John Turner a personal note from Winnie Strang

I first met John on board a Saga round-the-world cruise ship in 2011. He had
been on board for six weeks before I boarded in Singapore and had already
made a huge number of friends.
He always had a thirst for knowledge and had organised all these friends to
study the Coriolis effect as the ship crossed the equator by watching in which
direction the water flowed down the wash hand basins in their cabins.
I met him in the ballroom dance classes but I loved to see him up on deck
watching the ship manoeuvre into the various ports of call -maybe wondering if he could have done it better?
Up on deck he told me about his wonderful days sailing on the West coast of
Scotland with both the Serpent Yacht Club of which he was a founder
member and the Clyde Cruising Club. I was enchanted to hear names like Tighnabruaich, Kames, Tarbert Loch Fyne, Crinan and the Kyles of Bute, all which I remembered from my days sailing with the Royal College of Science and Technology Sailing Club. We both left the ship in Sydney and went off on separate adventures for the next year.
However, the following year we met again on the same ship and at the end of
the cruise he invited me to visit him in Scotland and he took me to visit all
these magical places where he had sailed with the Serpent Yacht Club.
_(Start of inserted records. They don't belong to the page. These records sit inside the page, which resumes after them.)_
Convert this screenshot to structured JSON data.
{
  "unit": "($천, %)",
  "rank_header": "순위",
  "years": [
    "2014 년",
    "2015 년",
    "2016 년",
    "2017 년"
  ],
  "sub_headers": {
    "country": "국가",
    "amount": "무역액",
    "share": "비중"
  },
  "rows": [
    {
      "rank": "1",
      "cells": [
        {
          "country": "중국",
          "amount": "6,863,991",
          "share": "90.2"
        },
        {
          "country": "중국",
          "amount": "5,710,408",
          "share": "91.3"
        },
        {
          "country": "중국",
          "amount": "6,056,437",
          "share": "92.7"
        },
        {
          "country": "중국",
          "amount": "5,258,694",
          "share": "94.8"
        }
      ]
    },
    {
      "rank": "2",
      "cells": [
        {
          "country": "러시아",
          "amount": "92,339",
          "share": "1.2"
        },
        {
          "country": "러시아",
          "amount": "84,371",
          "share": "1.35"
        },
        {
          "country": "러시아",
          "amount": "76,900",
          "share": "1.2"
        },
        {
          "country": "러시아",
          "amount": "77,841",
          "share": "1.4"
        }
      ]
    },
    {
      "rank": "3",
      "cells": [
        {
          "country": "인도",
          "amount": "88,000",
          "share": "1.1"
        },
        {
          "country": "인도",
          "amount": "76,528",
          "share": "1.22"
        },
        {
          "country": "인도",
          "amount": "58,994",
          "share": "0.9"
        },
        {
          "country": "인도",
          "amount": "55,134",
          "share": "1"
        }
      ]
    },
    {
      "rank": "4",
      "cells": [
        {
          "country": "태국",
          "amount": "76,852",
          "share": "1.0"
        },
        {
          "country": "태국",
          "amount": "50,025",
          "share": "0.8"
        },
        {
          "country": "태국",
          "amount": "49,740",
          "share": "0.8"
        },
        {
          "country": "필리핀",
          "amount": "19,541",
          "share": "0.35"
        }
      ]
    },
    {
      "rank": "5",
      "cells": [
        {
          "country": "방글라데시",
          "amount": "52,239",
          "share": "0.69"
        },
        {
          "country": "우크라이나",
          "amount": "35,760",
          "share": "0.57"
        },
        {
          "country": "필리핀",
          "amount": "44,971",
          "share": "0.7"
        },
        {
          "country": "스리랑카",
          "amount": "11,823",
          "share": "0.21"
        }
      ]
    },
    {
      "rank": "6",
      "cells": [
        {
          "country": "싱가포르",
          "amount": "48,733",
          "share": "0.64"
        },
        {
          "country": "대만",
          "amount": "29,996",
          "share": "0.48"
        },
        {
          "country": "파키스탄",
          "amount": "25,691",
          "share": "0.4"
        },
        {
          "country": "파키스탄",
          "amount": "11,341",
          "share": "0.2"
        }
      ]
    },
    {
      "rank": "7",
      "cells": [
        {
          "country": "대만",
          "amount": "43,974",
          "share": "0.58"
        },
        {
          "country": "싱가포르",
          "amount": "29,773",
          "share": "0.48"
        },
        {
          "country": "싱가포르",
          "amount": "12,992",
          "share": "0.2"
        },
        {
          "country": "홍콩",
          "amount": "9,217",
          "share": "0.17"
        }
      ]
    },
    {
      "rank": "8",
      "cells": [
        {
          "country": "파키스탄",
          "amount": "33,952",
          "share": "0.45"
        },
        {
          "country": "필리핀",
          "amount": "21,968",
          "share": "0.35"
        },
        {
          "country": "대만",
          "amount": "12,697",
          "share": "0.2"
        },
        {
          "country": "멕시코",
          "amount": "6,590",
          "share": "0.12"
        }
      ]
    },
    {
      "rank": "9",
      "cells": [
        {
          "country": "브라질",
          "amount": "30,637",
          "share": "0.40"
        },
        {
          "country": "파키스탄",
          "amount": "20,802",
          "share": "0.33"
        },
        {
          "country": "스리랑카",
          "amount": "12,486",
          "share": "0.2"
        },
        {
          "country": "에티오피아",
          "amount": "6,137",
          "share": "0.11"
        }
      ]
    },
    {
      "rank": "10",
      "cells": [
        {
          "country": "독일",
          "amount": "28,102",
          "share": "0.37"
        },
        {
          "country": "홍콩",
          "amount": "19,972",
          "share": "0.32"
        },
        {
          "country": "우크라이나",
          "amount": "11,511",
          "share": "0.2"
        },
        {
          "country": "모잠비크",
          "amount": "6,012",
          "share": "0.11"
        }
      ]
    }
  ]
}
John’s parents had taken him on holiday to Scotland after WW2 and he had
decided then that he wanted to live there and so the first job he applied for
after having had to do National Service in Germany was in Edinburgh where
he married his theatre sister, Audrey.
They sailed together with the Serpent Yacht Club on many adventures and he
won many trophies which always had pride of place on his sideboard.
He was very proud to have been a founder member of the Serpent Yacht
Club and equally proud of the successful vibrant club that it is today. Thank you all for making him so happy and proud of the Serpent Yacht Club.